The proposal narrowly passed the Planning Board on a 3-2 vote, with one dissenter arguing that the more stringent standard was tantamount to telling the public to basically “forget about” historic districting.
“If you raise that to 75%, you’re just killing the historical issue,” Planning Board member Kenneth San Miguel said during the meeting last month. “If we change those numbers, it just like saying, ‘Forget about this.’”
City staff had originally recommended that 25% of residents living in a proposed historic district, or within 1,000 feet of one, approve starting the process to study whether the homes in the neighborhood are historically significant.
Staff also recommended that 50% plus one of the residents must OK moving the application to the final phase, where it would go before the Heritage Commission and Planning Board before heading to the City Council.
The city of Glendale’s guidelines were used a model.

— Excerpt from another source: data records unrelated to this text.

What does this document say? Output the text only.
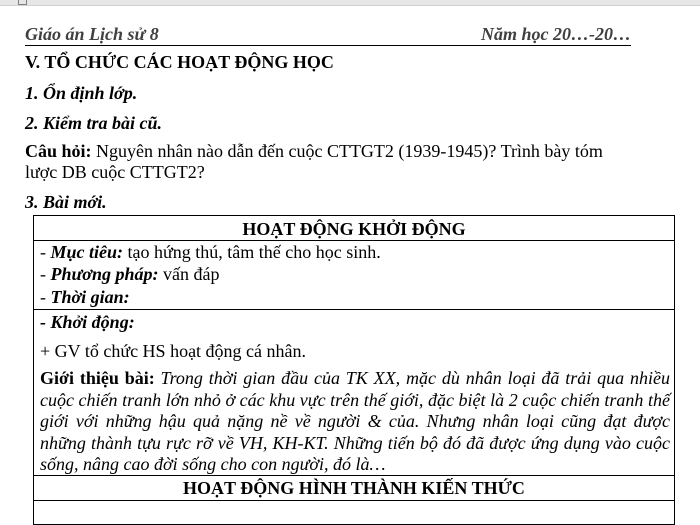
Giáo án Lịch sử 8	Năm học 20…-20…
V. TỔ CHỨC CÁC HOẠT ĐỘNG HỌC
1. Ổn định lớp.
2. Kiểm tra bài cũ.
Câu hỏi: Nguyên nhân nào dẫn đến cuộc CTTGT2 (1939-1945)? Trình bày tóm
lược DB cuộc CTTGT2?
3. Bài mới.
HOẠT ĐỘNG KHỞI ĐỘNG
- Mục tiêu: tạo hứng thú, tâm thế cho học sinh.
- Phương pháp: vấn đáp
- Thời gian:
- Khởi động:
+ GV tổ chức HS hoạt động cá nhân.
Giới thiệu bài: Trong thời gian đầu của TK XX, mặc dù nhân loại đã trải qua nhiều cuộc chiến tranh lớn nhỏ ở các khu vực trên thế giới, đặc biệt là 2 cuộc chiến tranh thế giới với những hậu quả nặng nề về người & của. Nhưng nhân loại cũng đạt được những thành tựu rực rỡ về VH, KH-KT. Những tiến bộ đó đã được ứng dụng vào cuộc sống, nâng cao đời sống cho con người, đó là…
HOẠT ĐỘNG HÌNH THÀNH KIẾN THỨC
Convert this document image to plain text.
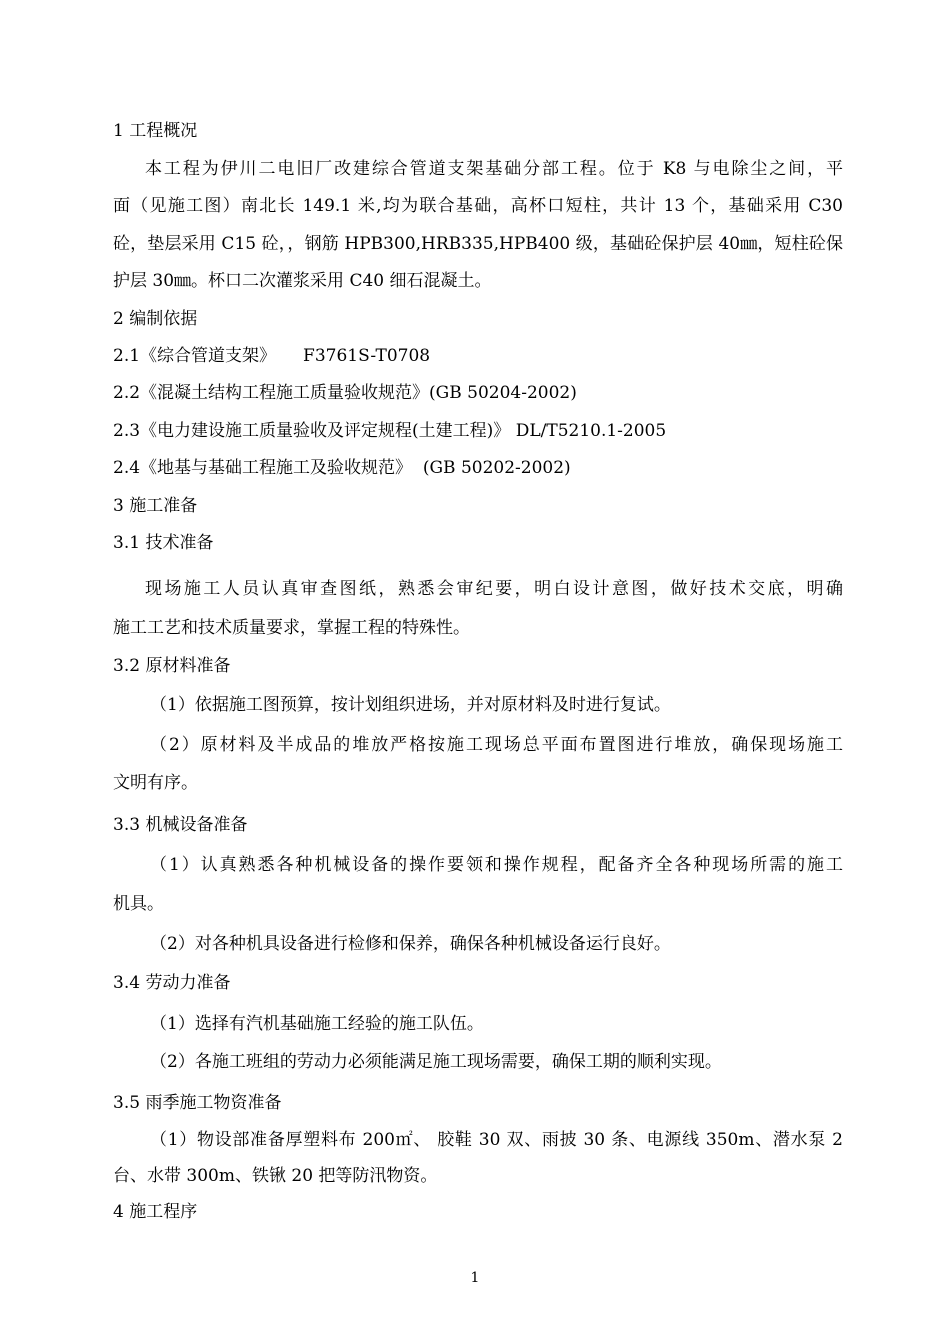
1 工程概况
本工程为伊川二电旧厂改建综合管道支架基础分部工程。位于 K8 与电除尘之间，平
面（见施工图）南北长 149.1 米,均为联合基础，高杯口短柱，共计 13 个，基础采用 C30
砼，垫层采用 C15 砼，，钢筋 HPB300,HRB335,HPB400 级，基础砼保护层 40㎜，短柱砼保
护层 30㎜。杯口二次灌浆采用 C40 细石混凝土。
2 编制依据
2.1《综合管道支架》     F3761S-T0708
2.2《混凝土结构工程施工质量验收规范》(GB 50204-2002)
2.3《电力建设施工质量验收及评定规程(土建工程)》 DL/T5210.1-2005
2.4《地基与基础工程施工及验收规范》  (GB 50202-2002)
3 施工准备
3.1 技术准备
现场施工人员认真审查图纸，熟悉会审纪要，明白设计意图，做好技术交底，明确
施工工艺和技术质量要求，掌握工程的特殊性。
3.2 原材料准备
（1）依据施工图预算，按计划组织进场，并对原材料及时进行复试。
（2）原材料及半成品的堆放严格按施工现场总平面布置图进行堆放，确保现场施工
文明有序。
3.3 机械设备准备
（1）认真熟悉各种机械设备的操作要领和操作规程，配备齐全各种现场所需的施工
机具。
（2）对各种机具设备进行检修和保养，确保各种机械设备运行良好。
3.4 劳动力准备
（1）选择有汽机基础施工经验的施工队伍。
（2）各施工班组的劳动力必须能满足施工现场需要，确保工期的顺利实现。
3.5 雨季施工物资准备
（1）物设部准备厚塑料布 200㎡、 胶鞋 30 双、雨披 30 条、电源线 350m、潜水泵 2
台、水带 300m、铁锹 20 把等防汛物资。
4 施工程序
1
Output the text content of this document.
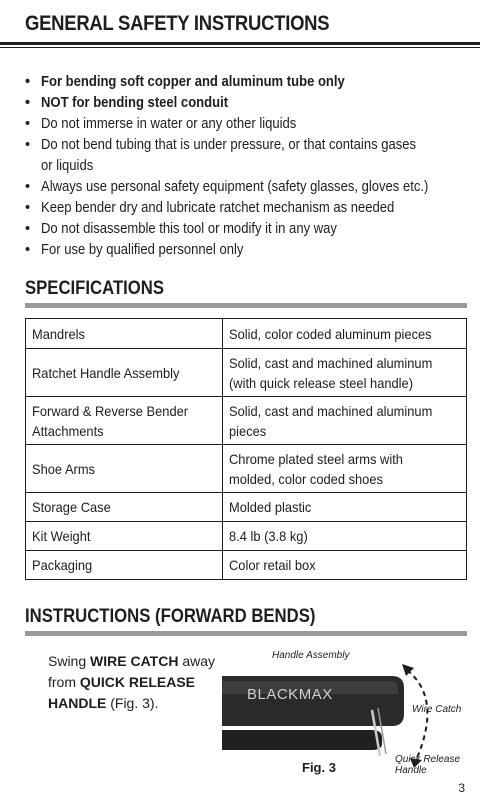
GENERAL SAFETY INSTRUCTIONS
• For bending soft copper and aluminum tube only
• NOT for bending steel conduit
• Do not immerse in water or any other liquids
• Do not bend tubing that is under pressure, or that contains gases or liquids
• Always use personal safety equipment (safety glasses, gloves etc.)
• Keep bender dry and lubricate ratchet mechanism as needed
• Do not disassemble this tool or modify it in any way
• For use by qualified personnel only
SPECIFICATIONS
Mandrels	Solid, color coded aluminum pieces
Ratchet Handle Assembly	Solid, cast and machined aluminum (with quick release steel handle)
Forward & Reverse Bender Attachments	Solid, cast and machined aluminum pieces
Shoe Arms	Chrome plated steel arms with molded, color coded shoes
Storage Case	Molded plastic
Kit Weight	8.4 lb (3.8 kg)
Packaging	Color retail box
INSTRUCTIONS (FORWARD BENDS)
Swing WIRE CATCH away from QUICK RELEASE HANDLE (Fig. 3).	BLACKMAX
Handle Assembly
Wire Catch
Quick Release Handle
Fig. 3
3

But the majority of Planning Board members said the standards should be higher, among them Chairman Vahe Hovanessian, who pointed to the fact that 60% of the homes in a district must be deemed historically significant before a request can be granted.
He said raising the percentage for the final stage to 75% makes sure that some of the homes that are not historically significant, called “non-contributing,” be onboard with creating the district. That buy-in is important, he added, because owners of non-contributing homes in a historic district would have to undergo a review by the city’s Heritage Commission if they want to build a second story or construct a new primary dwelling.